Where Portland meets London, the foursome has twisted some cranium around to develop, frame for frame, the makings of a Guy Ritchie movie, where Mrs. Ritchie has been replaced by Cate Blanchett as the leading lady. There’s a jerky, fast forward approach to their camera work that contradicts the pace with a constant rhythm, leaving a wispy trail of frozen air like a plane in the sky.
Fade into tear jerking piano droplets run down the cobblestone street, leading to a café where a lonely woman plays indifferent as she reads her French poetry and sips her espresso with a twist of lime. An old man’s story is told with warm cello and a brandy, which glides into a poignant reflection that will soon lead him to joining his wife in the great beyond.
The songwriter’s mind is rarely quiet, as one could tell by the lyrical notes made of massive letters that cover graph paper, as he prays for it all to stop, “No more pressure / no more anxiety…distance is not measure/no more bodies/ no more obsessing / no more questions about this time I will be spending.”

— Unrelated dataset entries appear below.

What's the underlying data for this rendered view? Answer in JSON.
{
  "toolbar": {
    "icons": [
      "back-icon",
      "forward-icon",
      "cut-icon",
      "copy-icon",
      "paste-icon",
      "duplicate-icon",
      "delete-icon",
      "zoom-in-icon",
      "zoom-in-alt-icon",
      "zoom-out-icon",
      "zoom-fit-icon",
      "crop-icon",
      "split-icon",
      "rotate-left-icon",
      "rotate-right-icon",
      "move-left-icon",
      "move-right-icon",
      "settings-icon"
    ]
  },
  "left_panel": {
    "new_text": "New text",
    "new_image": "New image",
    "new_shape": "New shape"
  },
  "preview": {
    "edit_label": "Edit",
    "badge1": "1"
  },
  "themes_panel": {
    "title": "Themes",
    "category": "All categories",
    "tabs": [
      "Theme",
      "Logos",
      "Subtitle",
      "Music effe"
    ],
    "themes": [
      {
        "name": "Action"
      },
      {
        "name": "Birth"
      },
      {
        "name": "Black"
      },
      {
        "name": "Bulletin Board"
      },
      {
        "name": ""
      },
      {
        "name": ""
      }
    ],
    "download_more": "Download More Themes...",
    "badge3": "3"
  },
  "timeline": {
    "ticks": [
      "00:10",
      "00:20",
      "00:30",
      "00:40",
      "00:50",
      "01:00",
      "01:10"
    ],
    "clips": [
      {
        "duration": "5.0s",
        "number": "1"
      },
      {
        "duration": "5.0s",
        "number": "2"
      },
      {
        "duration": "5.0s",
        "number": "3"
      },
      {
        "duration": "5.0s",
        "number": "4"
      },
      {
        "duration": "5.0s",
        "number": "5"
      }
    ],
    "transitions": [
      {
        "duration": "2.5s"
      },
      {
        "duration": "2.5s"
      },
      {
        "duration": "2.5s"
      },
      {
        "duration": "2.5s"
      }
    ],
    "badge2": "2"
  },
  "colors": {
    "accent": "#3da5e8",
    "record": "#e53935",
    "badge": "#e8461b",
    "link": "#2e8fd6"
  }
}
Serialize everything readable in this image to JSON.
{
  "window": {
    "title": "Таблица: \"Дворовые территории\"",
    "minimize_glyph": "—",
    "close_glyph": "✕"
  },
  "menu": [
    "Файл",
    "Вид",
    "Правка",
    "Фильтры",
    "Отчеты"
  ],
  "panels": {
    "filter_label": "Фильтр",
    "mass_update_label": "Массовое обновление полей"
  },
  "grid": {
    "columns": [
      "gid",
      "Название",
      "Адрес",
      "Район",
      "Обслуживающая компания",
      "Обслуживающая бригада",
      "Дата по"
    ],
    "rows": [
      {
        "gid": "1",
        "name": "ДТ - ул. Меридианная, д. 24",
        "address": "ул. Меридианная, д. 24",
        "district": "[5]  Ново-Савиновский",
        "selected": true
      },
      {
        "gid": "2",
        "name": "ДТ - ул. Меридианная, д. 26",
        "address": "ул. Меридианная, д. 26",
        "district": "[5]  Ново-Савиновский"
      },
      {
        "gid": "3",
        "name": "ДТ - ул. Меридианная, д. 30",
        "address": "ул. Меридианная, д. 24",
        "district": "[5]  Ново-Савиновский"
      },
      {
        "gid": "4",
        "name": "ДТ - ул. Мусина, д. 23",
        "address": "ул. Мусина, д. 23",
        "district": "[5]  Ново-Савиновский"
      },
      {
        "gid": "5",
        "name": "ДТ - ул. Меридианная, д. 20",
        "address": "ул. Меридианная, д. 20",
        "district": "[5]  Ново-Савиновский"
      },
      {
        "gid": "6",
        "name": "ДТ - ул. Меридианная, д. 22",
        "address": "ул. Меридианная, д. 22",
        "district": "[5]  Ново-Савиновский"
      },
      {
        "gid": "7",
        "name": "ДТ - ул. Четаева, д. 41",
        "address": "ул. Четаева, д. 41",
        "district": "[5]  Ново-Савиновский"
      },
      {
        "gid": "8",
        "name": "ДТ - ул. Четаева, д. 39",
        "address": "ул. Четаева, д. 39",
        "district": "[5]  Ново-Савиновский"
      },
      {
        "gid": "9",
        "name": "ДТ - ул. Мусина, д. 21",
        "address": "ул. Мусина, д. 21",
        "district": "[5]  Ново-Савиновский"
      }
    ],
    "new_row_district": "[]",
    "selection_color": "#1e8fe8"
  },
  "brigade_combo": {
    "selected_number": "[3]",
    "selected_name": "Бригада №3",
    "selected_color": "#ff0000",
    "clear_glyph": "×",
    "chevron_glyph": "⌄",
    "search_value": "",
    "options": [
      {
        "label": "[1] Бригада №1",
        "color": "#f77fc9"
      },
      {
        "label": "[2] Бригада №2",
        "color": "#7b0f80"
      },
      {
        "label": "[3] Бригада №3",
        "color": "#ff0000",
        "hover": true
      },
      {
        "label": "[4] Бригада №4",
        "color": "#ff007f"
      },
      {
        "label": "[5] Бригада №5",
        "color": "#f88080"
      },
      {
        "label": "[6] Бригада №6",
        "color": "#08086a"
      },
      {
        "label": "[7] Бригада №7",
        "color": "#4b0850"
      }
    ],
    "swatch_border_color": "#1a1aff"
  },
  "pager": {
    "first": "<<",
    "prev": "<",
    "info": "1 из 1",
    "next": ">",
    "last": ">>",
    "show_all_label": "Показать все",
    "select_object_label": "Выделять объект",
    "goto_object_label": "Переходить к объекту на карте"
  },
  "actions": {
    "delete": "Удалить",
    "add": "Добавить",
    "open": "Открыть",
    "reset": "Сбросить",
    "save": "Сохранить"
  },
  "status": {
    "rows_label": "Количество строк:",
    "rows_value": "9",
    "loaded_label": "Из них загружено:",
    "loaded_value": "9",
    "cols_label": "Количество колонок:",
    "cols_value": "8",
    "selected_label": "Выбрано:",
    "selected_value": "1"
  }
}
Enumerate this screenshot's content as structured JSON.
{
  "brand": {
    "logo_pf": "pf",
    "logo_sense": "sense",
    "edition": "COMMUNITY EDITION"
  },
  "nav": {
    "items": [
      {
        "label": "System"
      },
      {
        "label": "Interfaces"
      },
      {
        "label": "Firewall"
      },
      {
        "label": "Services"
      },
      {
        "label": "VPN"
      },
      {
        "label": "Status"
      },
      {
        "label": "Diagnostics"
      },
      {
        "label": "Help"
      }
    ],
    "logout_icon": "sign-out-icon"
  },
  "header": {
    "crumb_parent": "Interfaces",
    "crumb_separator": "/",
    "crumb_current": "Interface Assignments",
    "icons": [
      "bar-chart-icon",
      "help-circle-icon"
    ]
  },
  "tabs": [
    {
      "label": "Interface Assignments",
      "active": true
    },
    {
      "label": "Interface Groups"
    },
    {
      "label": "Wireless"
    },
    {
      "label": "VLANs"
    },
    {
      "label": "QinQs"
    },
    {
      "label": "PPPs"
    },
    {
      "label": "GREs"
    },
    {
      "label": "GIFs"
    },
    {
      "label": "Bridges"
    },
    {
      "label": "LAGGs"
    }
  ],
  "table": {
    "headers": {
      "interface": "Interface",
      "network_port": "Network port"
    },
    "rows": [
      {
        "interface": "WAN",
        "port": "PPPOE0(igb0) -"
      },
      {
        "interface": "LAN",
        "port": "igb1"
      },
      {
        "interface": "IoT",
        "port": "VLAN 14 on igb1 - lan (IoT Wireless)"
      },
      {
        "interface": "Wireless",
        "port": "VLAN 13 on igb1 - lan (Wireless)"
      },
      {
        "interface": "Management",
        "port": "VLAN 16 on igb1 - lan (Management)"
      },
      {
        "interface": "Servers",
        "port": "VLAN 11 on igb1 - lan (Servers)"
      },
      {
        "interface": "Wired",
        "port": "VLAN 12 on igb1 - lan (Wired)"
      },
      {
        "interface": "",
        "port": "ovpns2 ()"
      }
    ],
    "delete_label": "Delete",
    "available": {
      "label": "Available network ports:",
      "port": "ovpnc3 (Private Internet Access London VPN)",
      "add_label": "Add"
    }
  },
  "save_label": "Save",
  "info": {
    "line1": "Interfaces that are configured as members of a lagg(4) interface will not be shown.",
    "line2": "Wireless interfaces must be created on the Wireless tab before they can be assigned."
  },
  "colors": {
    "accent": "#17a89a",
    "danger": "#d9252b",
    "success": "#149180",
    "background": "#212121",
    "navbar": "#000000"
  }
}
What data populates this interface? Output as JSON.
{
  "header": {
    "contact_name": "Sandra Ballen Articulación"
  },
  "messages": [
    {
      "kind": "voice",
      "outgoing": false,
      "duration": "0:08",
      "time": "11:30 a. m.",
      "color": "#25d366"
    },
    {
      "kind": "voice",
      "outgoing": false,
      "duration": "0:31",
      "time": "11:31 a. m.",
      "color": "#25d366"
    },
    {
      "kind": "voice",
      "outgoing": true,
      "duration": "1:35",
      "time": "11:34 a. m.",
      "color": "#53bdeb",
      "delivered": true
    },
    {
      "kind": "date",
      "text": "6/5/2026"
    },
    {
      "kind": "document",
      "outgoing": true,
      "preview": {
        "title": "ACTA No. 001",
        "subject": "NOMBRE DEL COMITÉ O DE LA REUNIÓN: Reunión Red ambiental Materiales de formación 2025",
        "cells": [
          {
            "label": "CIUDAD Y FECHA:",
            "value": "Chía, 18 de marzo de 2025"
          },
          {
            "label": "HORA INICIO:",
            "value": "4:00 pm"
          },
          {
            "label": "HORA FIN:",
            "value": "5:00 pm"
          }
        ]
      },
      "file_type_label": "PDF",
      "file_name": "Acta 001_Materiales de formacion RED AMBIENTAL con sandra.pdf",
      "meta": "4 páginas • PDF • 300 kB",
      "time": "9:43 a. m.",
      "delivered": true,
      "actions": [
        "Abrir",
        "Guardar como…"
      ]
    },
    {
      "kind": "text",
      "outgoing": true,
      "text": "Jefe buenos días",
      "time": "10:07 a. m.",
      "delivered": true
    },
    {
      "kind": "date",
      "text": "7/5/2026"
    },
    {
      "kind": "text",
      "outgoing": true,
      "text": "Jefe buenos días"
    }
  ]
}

Without a song listing to be found among the scribbled chaos, they almost challenge you to look deeper and throw your own song title take. So I name track seven, “Lost on the Streets of an Unknown City,” where I awake in a train station with no idea of where I am and who I am. The world is spinning and I have no way out. At least, not until track eight, where the rhythm becomes familiar and the fog lifts to a bright sunrise, blinding me into reality.
As Wire Post To Wire’s celluloid dream ends, you’re left with that questioning, almost uncomfortable feeling like you may have missed a key element of the plot, and need to see it once more. But you know that when you do, it’ll be an owner rather than just a pay-per-view kind of experience.